在美国正如在世界上其他地方一样,从某种意义上,人的穿着会反映其社会地位和收入,或者至少在年轻人当中可以反映这个社会或者自己的态度.但是由于自已的职业或社会地位,没有任何一个只局限穿一种特定的制服或选择某种特定的穿衣方式.一个银行的行长在粉刷自己房子的时候会穿工装服,而且不会因这种工作和穿衣的方式而感到羞愧.而一个普通劳动者在自己女儿的婚礼上也会租穿一件无尾燕尾服.
尽管有诸如此类非正式的东西,但是美国也并不是完全没有习俗来展现这种社会差别意识.例如,但一个人跟他的上司说话的时候,他会用更加正式的语言.尽管非正式语言HELLO可以用于雇员和雇主之间,但对于一个雇员来说,他更倾向于使用HELLO,MR FERGUSON,而上司回答时可以直接回答HELLO JIM.当跟一个年长者或者权位更高的人说话时,美国南方人主张说YES SIR 或YES MA’AM 或NO, SIR或NO, MA’MA.尽管这样的称谓在全美国被认为是一种很好的称谓形式,但是在美国北部或西部,人们还更倾向于称YES,MR WESTON或NO,MRS BAKER.某种表示礼貌的形式可以在社交场合会看到的.尽管现在的人不像过去那么经常带帽子,但是女性在教堂或一些公众庆祝宴会时会带上帽子的(当然这些场合如果发生在晚上就不用了)
在美国仍然还有些习俗,男士们通过这些习惯来表现对女士的尊敬.他会给女士开门,而且让女士先进入.男士也会走在更靠近街道的人行道.当穿过一条阶段或下楼梯时,男士会扶着女士.一个年轻人同样也会表示对年长者的尊敬,他们通过帮助他们做一些费体力的活或一些引发事故的活.

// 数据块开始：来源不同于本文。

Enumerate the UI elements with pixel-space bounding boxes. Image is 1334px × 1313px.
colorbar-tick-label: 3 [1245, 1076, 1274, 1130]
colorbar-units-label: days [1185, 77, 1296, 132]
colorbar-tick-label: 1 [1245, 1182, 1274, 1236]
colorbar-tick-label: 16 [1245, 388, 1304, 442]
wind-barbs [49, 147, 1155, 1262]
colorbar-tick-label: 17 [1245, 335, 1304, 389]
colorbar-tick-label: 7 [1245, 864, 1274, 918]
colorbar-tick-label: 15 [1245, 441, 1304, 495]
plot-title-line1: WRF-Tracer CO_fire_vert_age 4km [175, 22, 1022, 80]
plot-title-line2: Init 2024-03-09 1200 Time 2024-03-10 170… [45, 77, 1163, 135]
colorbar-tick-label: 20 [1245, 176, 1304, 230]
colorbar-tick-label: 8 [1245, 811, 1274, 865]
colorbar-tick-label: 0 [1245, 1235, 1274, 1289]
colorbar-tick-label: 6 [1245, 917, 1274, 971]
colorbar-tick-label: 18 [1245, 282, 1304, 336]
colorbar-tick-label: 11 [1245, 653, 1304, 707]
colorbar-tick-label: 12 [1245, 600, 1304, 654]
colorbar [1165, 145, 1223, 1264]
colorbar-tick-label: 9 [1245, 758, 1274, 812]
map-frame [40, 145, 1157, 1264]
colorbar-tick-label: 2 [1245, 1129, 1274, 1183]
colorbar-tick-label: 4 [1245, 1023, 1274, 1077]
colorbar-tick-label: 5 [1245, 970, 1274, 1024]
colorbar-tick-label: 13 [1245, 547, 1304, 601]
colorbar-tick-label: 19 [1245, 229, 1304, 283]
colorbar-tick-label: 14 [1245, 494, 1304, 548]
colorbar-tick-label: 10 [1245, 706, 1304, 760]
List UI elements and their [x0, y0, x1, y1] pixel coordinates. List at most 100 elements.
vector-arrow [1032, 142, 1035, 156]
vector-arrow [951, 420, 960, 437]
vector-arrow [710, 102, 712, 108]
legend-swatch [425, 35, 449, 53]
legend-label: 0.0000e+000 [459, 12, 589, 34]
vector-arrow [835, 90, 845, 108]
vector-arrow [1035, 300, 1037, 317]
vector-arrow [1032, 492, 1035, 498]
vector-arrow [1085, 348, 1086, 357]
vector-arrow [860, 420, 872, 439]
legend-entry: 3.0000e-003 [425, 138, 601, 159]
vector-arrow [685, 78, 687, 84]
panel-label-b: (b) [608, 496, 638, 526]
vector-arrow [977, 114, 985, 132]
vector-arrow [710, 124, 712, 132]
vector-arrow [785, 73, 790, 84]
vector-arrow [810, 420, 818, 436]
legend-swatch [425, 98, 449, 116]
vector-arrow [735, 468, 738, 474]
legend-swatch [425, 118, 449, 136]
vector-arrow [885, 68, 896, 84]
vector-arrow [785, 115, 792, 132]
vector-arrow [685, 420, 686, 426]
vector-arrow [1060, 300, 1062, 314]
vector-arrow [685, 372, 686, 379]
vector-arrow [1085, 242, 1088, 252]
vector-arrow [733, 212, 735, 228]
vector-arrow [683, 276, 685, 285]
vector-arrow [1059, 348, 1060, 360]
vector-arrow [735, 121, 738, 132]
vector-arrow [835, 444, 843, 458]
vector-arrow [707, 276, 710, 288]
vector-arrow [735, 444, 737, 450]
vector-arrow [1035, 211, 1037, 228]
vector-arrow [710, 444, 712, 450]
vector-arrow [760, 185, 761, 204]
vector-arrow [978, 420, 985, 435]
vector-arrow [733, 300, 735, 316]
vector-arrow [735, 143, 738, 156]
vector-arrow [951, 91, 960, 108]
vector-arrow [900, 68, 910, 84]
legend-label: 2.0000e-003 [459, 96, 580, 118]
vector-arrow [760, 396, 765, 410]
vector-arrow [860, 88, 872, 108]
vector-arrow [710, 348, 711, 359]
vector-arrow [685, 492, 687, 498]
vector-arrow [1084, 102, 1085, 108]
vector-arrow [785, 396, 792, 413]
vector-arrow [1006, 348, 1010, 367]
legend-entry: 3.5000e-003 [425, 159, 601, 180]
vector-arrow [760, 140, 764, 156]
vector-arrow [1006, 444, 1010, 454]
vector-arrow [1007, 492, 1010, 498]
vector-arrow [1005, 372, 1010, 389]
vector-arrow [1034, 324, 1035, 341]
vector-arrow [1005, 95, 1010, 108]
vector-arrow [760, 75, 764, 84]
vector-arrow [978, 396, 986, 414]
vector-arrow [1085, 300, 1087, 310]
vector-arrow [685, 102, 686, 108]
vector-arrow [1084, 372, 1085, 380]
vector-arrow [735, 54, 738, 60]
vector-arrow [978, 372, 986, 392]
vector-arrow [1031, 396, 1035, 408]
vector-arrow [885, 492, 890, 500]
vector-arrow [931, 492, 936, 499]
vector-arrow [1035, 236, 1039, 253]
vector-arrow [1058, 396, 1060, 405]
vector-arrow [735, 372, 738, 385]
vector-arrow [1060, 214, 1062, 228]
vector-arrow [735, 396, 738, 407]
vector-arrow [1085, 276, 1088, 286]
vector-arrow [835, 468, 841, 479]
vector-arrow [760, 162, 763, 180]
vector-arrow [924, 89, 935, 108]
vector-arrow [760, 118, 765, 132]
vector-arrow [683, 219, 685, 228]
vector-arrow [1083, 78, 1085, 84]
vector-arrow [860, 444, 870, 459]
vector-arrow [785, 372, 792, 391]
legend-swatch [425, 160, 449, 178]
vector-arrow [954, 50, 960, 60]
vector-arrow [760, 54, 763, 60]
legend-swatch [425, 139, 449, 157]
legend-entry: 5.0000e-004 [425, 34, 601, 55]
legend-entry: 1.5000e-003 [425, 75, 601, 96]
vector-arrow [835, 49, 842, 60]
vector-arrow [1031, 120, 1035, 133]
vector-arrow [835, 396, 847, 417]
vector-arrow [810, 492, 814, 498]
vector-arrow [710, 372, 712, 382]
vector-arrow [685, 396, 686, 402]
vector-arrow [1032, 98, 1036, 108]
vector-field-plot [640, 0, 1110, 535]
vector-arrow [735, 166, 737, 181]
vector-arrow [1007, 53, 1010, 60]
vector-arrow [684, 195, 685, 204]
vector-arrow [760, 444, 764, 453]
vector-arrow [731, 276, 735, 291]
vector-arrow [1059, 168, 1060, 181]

美国人这种表面上的非正式性会让一个外国人迷惑,因为他认为美国人的这种非正式性意味着没有正式性而言.但是他并不知道美国人的这种非正式性会在哪里变成了正式性,比如一个老师在课堂上看起来友好、和善,在课堂上也表现的非正式,但老师要求学生努力学习,并且在批改作业时是很严格和仔细的.而且这位老师也同样希望学生能尊敬他.尽管学生对老师的陈述自由提出问题,而且也可以表达对老师观点的不同意,但是这些学生也不能驳斥老师的观点.同样,在男孩和女孩交往的过程中,一个外国学生也不要对美国人在约会里表现的亲近关系或奉承的话语而误会,不要认为他们还有更深层次的含义.同样,因为比那些经常想保持自己尊严的人来说,美国人非常有可能承认和嘲笑他自己的错误、缺点.但是有时外国人不知道怎么处理美国人这种表面的谦虚.美国人很容易承认自己的某些弱点,诸如“我的数学不好”,“我的网球打的很烂”或者说“我的桥牌打的也是出奇的差”,但是,这个时候对于一个陌生人不能随声附和.美国人认为,承认自己的一些弱点没有什么,即使是运动项目不行,但是如果别人对他们谦虚的话语表示同意,他们认为这是对他们若大的侮辱.美国竞技精神的一部分就是对失败者要赋予同情和慷慨.这种态度从体育竞技中被带入到跟体育竞技一点关系都没有的事情当中了.如果一个人谈及自己的弱点时,听者一般都会以鼓励来回应或指出失败者在其他领域是很擅长的.一个美国的学生讲到,有次他去国外时,当他对当地人说:“我说你们的语言说的不好”,而对方回应到“我也这么认为”,他被当地人的回答惊呆了.当然,在同样的情势下,一个美国人将会回应到“你来这里才刚两个月而已” 或者说“但是你取得进步了”.
尽管美国人好像十分不正式,但对于一个外国人,尤其在不知道情况下,你最好尽可能正式的对待.总是考虑别人是所以礼仪的基础.